The decision



UPPER TRIBUNAL
IMMIGRATION AND ASYLUM CHAMBER


THE IMMIGRATION ACTS


Heard at: Birmingham
On: 21 July 2014
Decision Promulgated:
On: 22 July 2014

Before

Upper Tribunal Judge Pitt

Between

SFC
(ANONYMITY ORDER MADE)
Appellant
and

Secretary of State for the Home Department
Respondent


Representation:
For the Appellant: Mr Howard, Fountain Solicitors
For the Respondent: Mr Mills, Senior Home Office Presenting Officer


DETERMINATION AND REASONS


1. The appellant is a national of Zimbabwe, born in 1978.

2. This is an appeal against the determination promulgated on 14 May 2014 of First-tier Tribunal Judge North and Ms V S Street JP which refused the appellant's appeal against the automatic deportation order made against him on 5 February 2014 by the respondent.

3. The background to this matter is very sad. The appellant came to the UK in 2001 and has remained unlawfully ever since. He has become a prolific offender since then. Many of the offences related to dishonesty or use of false identities. At times he has failed to report for bail and absconded from immigration control. The most recent offences led to a prison sentence of 20 months on 17 July 2013. Meanwhile, he had formed a relationship with a woman from Zimbabwe in 2003. They married and had a son on 25 October 2005. The appellant and his partner are both HIV positive. The partner also has mental health problems. She has now been granted British citizenship but the child remains a citizen of Zimbabwe. This appears to be because whilst the appellant was serving one of his prison sentences, as a result of her mental health problems, the mother was unable to care for the child and he is now under special guardianship with another couple.

4. The First-tier Tribunal did not find that paragraphs 399(a) or (b) of the Immigration Rules were met. That must be right and no material error arises there from. It was not correct to state at [6] that the child had not been in the UK for 7 years but that cannot be material where he can be cared for by the couple who are his special guardians, appointed by the Family Court, so paragraph 399(a) could not be met.

5. The child has not been living with his parents for some time. The fact that his best interests lie in remaining with his guardians in the UK does not form the basis of insurmountable obstacles to his mother going to Zimbabwe with the appellant. The special guardianship order will remain in place unless an application is made to discharge it. The Family Court has seen that as the most appropriate way to protect the welfare of the child. That is how the specialist court view his best interests and how they should be promoted. No application to discharge the guardianship order has been made by either parent. They consented to the child being placed away from them. The oral evidence referred to visits by the parents to see the child and the child's letter suggests this is so. There is nothing to show how often those visits take place or under what conditions. The evidence of the child's involvement with his birth parents was very limited therefore. As indicated by the panel at [6], despite the involvement of social services, there was nothing from an appropriate third party to suggest that his birth parents living abroad would be detrimental to him. Even if the "insurmountable obstacles" requirement were met, the appellant has not lived in the UK for 15 years, a further reason why paragraph 399(b) is not met here.
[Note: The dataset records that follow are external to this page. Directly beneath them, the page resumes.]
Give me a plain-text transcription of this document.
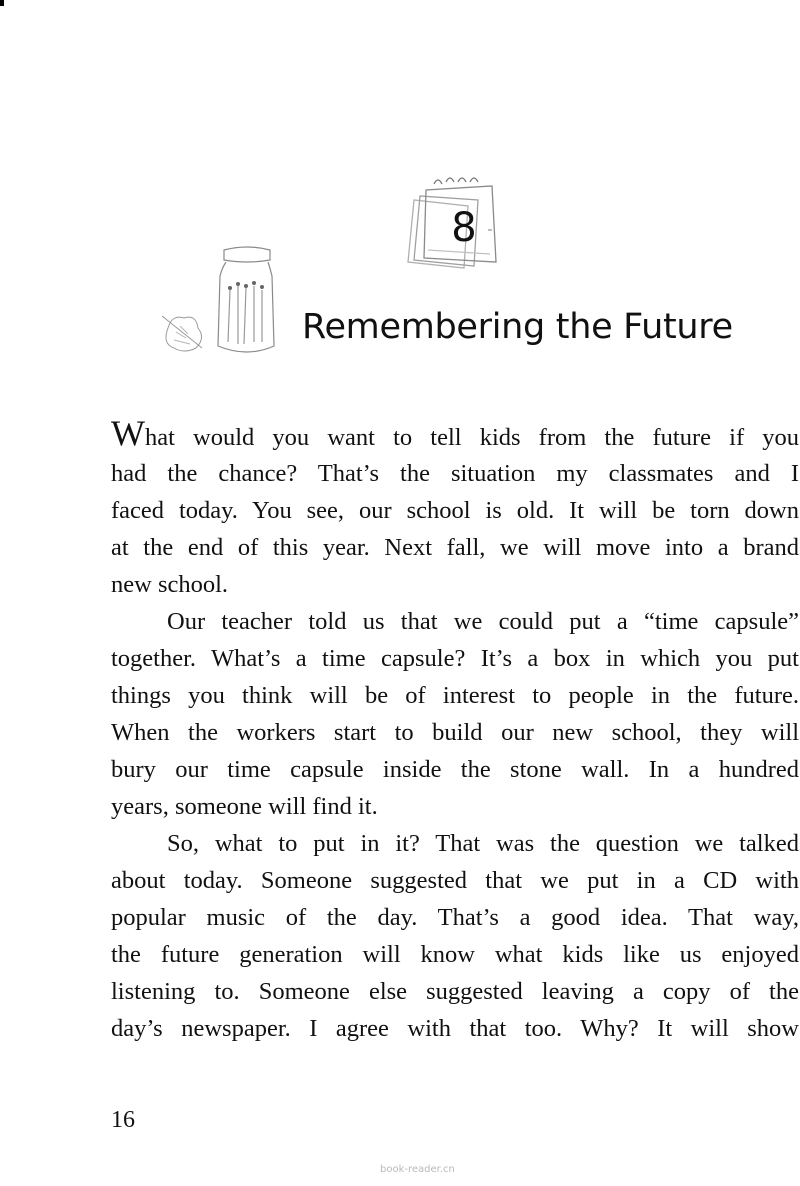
8
Remembering the Future
What would you want to tell kids from the future if you
had the chance? That’s the situation my classmates and I
faced today. You see, our school is old. It will be torn down
at the end of this year. Next fall, we will move into a brand
new school.
Our teacher told us that we could put a “time capsule”
together. What’s a time capsule? It’s a box in which you put
things you think will be of interest to people in the future.
When the workers start to build our new school, they will
bury our time capsule inside the stone wall. In a hundred
years, someone will find it.
So, what to put in it? That was the question we talked
about today. Someone suggested that we put in a CD with
popular music of the day. That’s a good idea. That way,
the future generation will know what kids like us enjoyed
listening to. Someone else suggested leaving a copy of the
day’s newspaper. I agree with that too. Why? It will show
16
book-reader.cn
6. I have indicated above that I appreciate the difficult circumstances that this family have had to face. It remains the case that only a "very strong case indeed" can succeed where an automatic deportation order is made; SS (Nigeria) v SSHD [2013] EWCA Civ 550 applied. The appellant's length of unlawful residence, his health, his relationship with his wife, her mental health problems and the situation on return to Zimbabwe simply could not meet that test. This appellant's offending history is very extensive and continued even after earlier steps to deport him were pursued, after his child was born and so on. His immigration history is appalling and further weighs against him.

7. The Tribunal found at [10] that there were no exceptional circumstances that could lead to the appeal being allowed. It was manifestly open to them to do so where the potentially most serious factor, that of the child being separated from one or both birth parents, was vitiated by his being found to be best placed living with another couple and there was nothing to indicate that not to be in his best interests and nothing to show that either parent had done anything to attempt to persuade the Family Court otherwise.

8. The challenge to the findings on the appellant's refugee claim cannot succeed. He has shown himself to be a person of a significant degree of dishonesty. He did not appeal a first refusal of asylum some years ago. He claimed again only after deportation proceedings commenced. The evidence adduced to show that he would be identified as being in opposition was weak. The Tribunal's findings at [13] to [17] are eminently well reasoned and sustainable. No possible error arises from them.

9. For all of these reasons, I did not find that the determination of the First-tier Tribunal disclosed an error on a point of law.


DECISION

10. The decision of the First-tier Tribunal does not contain an error on a point of law and shall stand.

Anonymity
I make an anonymity order under Rule 14 of the Tribunal Procedure (Upper Tribunal) Rules 2008, precluding publication of any information regarding the proceedings which would be likely to lead members of the public to identify the appellant, his partner or minor child. I make this decision on the basis of the nature of the appellant's asylum claim, his medical condition and that of his partner and the best interests of their child.